O MEC informou, por meio de sua assessoria de imprensa, que, em reunião ontem, com a presença de representantes das 51 universidades e institutos que participam do Enem/Sisu “ficou bastante claro que todas reafirmam seu apoio e sua satisfação pelo processo de seleção empreendido pelo Ministério da Educação”. O ministério ainda “questiona a representatividade e a autoria do documento”.

 

Reitores da UFMG e Unifal dizem que não concordam com críticas feitas ao Enem

Os reitores da Universidade Federal de Minas Gerais (UFMG) e da Universidade Federal de Alfenas (Unifal) rejeitaram as críticas feitas pelo Fórum das Comissões de Processos Seletivos de Minas Gerais (Forcops) ao novo Exame Nacional do Ensino Médio. Tanto os dirigentes que deixam seus cargos quanto os que tomaram posse hoje (18) no Ministério da Educação (MEC) disseram que não reconhecem o documento divulgado ontem (18/03). [Leia a notícia publicada no O Estado de S. Paulo]
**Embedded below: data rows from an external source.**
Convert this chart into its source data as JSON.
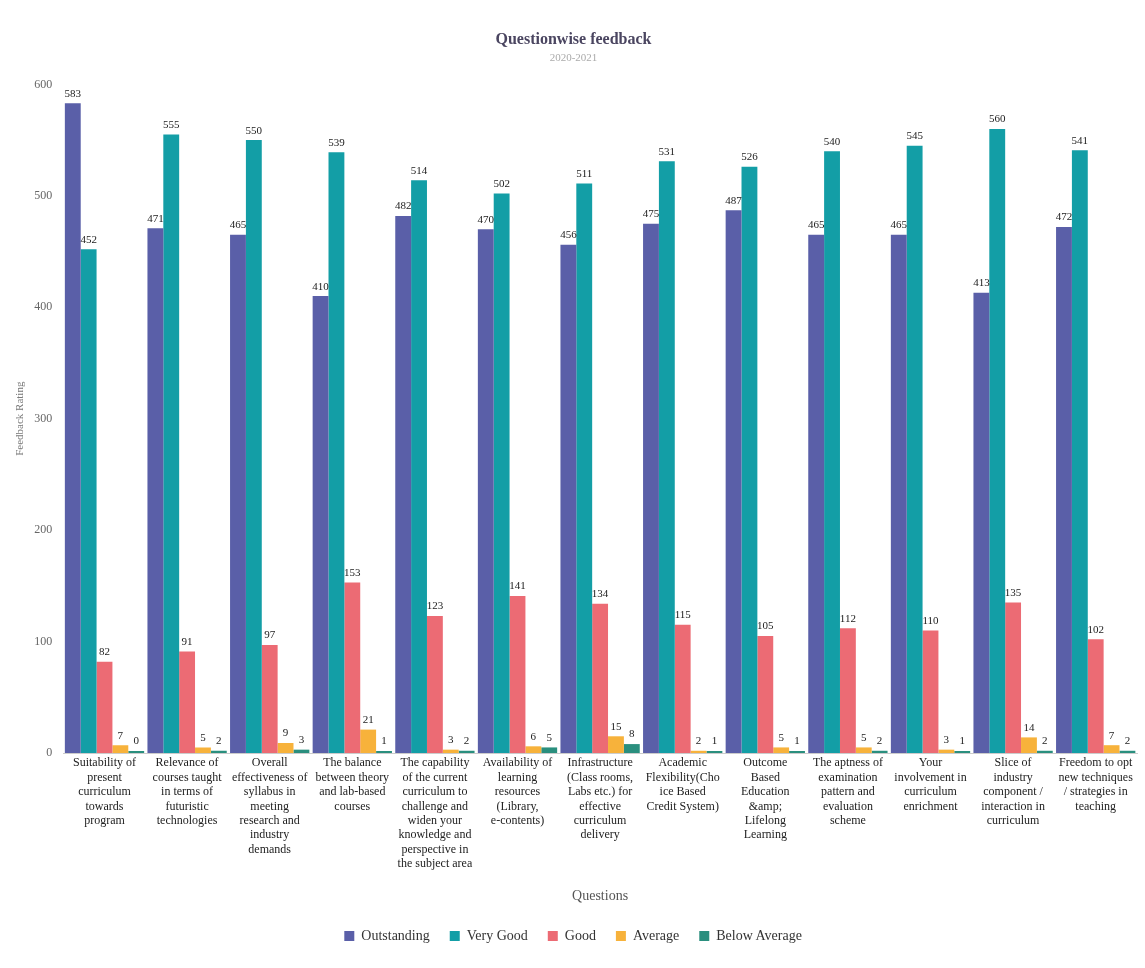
{
  "chart_data": {
    "type": "bar",
    "title": "Questionwise feedback",
    "subtitle": "2020-2021",
    "xlabel": "Questions",
    "ylabel": "Feedback Rating",
    "categories": [
      "Suitability of present curriculum towards program",
      "Relevance of courses taught in terms of futuristic technologies",
      "Overall effectiveness of syllabus in meeting research and industry demands",
      "The balance between theory and lab-based courses",
      "The capability of the current curriculum to challenge and widen your knowledge and perspective in the subject area",
      "Availability of learning resources (Library, e-contents)",
      "Infrastructure (Class rooms, Labs etc.) for effective curriculum delivery",
      "Academic Flexibility(Choice Based Credit System)",
      "Outcome Based Education &amp; Lifelong Learning",
      "The aptness of examination pattern and evaluation scheme",
      "Your involvement in curriculum enrichment",
      "Slice of industry component / interaction in curriculum",
      "Freedom to opt new techniques / strategies in teaching"
    ],
    "series": [
      {
        "name": "Outstanding",
        "color": "#5a5fa8",
        "values": [
          583,
          471,
          465,
          410,
          482,
          470,
          456,
          475,
          487,
          465,
          465,
          413,
          472
        ]
      },
      {
        "name": "Very Good",
        "color": "#139ea6",
        "values": [
          452,
          555,
          550,
          539,
          514,
          502,
          511,
          531,
          526,
          540,
          545,
          560,
          541
        ]
      },
      {
        "name": "Good",
        "color": "#ec6b74",
        "values": [
          82,
          91,
          97,
          153,
          123,
          141,
          134,
          115,
          105,
          112,
          110,
          135,
          102
        ]
      },
      {
        "name": "Average",
        "color": "#f7b23b",
        "values": [
          7,
          5,
          9,
          21,
          3,
          6,
          15,
          2,
          5,
          5,
          3,
          14,
          7
        ]
      },
      {
        "name": "Below Average",
        "color": "#2a8f7e",
        "values": [
          0,
          2,
          3,
          1,
          2,
          5,
          8,
          1,
          1,
          2,
          1,
          2,
          2
        ]
      }
    ],
    "ylim": [
      0,
      600
    ],
    "yticks": [
      0,
      100,
      200,
      300,
      400,
      500,
      600
    ],
    "grid": false,
    "legend": "bottom",
    "data_labels": true
  }
}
Eles também negaram que as suas universidades já tenham decidido descartar a utilização do Enem em substituição ao vestibular tradicional. Antônio Siqueira, reitor que deixa a Unifal esta semana, disse que as críticas “não eram apoiadas pela universidade”. O documento divulgado pela Forcops afirmava que o Enem estava “em descrédito”.

“O Sisu [Sistema de Seleção Unificada] é um processo que faz diferença na democracia e na mobilidade acadêmica”, defendeu.

Já o reitor que está deixando a direção da UFMG, Ronaldo Pena, disse que “funcionários podem expressar suas opiniões individuais, mas que só o reitor fala pela universidade”. Pena defendeu ainda que há interesses eleitorais na divulgação desse documento.

O ministro da Educação, Fernando Haddad, afirmou que “todo cidadão tem direito de expressar suas opiniões”, mas ressaltou que essas críticas não representavam a opinião das instituições.

Sobre as críticas feitas ao sistema pelo Fórum, Haddad defendeu que “não existe processo que não possa ser aperfeiçoado” e que todas as contribuições que estão sendo recebidas estão sendo analisadas pelo comitê de governança do novo Enem, que é formado pelo ministério, universidades e secretários estaduais de educação.

O novo reitor da Unifal, Paulo de Faria e Silva, disse que ainda é muito precipitado fazer avaliações sobre o Sisu “já que o processo ainda está sendo finalizado”. Segundo ele, esse debate será feito pelo conselho universitário da instituição.

A UFMG não participou do primeiro processo de seleção unificada, mas o recém-empossado reitor da instituição, Clélio Campolina Diniz, disse que a possibilidade de adoção do sistema ainda será discutida. Particularmente, ele disse ser favorável ao modelo.

“É preciso ter formas de seleção que superem o vestibular tradicional. Um novo sistema é bem-vindo e necessário. As dificuldades existem, mas esse é um país enorme, é impossível introduzir um sistema sem falhas. Eu espero que o Enem se estabilize e que o antigo modelo de vestibular seja superado a médio prazo”, defendeu.